Pursuant to the applicable regulation, an individual is required to file Form TDF 90-22.1 if: (1) the individual was a resident or a person doing business in the United States; (2) the individual had a financial account or accounts that exceeded $ 10,000 during the calendar year; (3) the financial account was in a foreign country; and (4) the U.S. person had a financial interest in the account or signatory or other authority over the foreign financial account. See 31 C.F.R. section 103.24; 103.27. Williams does not dispute that he meets the first three of these requirements.[3. Williams does dispute whether he had “signatory or other authority” over the account due to its freezing by Swiss authorities, but the issue is rendered moot by the Court’s conclusions in the remainder of this Opinion.]
Civil penalties for willful violations of section 5314 are provided in 31 U.S.C. section 5321(a)(5)(B),[4. As that statute existed prior to amendment in 2004. Willful violations are now addressed in 31 U.S.C. section 5321(a)(5)(C), which provides a different calculation of the maximum available penalty. As discussed in greater detail infra, the statute was also amended to expand the scope of the statute to acts falling below the willfulness standard, but those provisions were not in effect for the tax year 2000.] which allowed for a maximum assessment of $ 100,000. Section 5321(b)(1) authorizes the Secretary of Treasury to assess these penalties; the Secretary delegated that authority to the IRS in 31 CFR section 103.56(g).

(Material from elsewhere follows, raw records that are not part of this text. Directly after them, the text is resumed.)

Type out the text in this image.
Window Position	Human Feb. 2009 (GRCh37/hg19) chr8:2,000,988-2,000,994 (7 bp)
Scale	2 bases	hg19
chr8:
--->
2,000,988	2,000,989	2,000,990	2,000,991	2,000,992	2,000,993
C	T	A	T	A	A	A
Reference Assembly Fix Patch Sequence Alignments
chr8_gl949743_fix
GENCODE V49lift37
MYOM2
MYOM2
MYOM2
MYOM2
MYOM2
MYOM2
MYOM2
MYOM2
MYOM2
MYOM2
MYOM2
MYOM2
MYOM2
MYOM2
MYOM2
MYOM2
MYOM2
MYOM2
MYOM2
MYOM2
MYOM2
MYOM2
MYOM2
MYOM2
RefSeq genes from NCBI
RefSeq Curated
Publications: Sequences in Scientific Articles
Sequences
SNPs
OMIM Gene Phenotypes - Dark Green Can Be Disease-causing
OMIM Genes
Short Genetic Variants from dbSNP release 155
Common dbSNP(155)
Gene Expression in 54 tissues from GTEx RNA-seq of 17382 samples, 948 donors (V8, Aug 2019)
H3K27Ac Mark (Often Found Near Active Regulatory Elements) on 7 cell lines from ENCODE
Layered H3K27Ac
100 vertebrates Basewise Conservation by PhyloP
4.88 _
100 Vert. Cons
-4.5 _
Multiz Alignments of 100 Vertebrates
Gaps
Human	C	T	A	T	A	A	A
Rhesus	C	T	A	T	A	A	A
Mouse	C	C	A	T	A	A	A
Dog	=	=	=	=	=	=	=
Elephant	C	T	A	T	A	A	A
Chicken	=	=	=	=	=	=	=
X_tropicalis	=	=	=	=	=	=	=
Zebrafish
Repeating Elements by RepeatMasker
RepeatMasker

Thus, the crux of this case is whether Williams “willfully” violated any portion of section 5314.
While ‘”willfully’ is a word of many meanings whose construction is often dependent on the context in which it appears,” the Supreme Court has clarified that “[w]here willfulness is a statutory condition of civil liability, it is generally taken to cover not only knowing violations of a standard, but reckless ones as well.” Safeco Ins. Co. of Am. v. Burr, 551 U.S. 47, 57 (2007) (citations and internal quotations omitted). Importantly, “a single, or even a few, inadvertent errors would not amount to a ‘willful’ violation. At some point, however, a repeated failure to comply with known regulations can move a [defendant’s] conduct from inadvertent neglect into reckless or deliberate disregard (and thus willfulness). . . .” Am. Arms Int’l v. Herbert, 563 F.3d 78, 85 (4th Cir. 2009) (citing RSM, Inc. v. Herbert, 466 F.3d 316 (4th Cir. 2006) (internal citations omitted).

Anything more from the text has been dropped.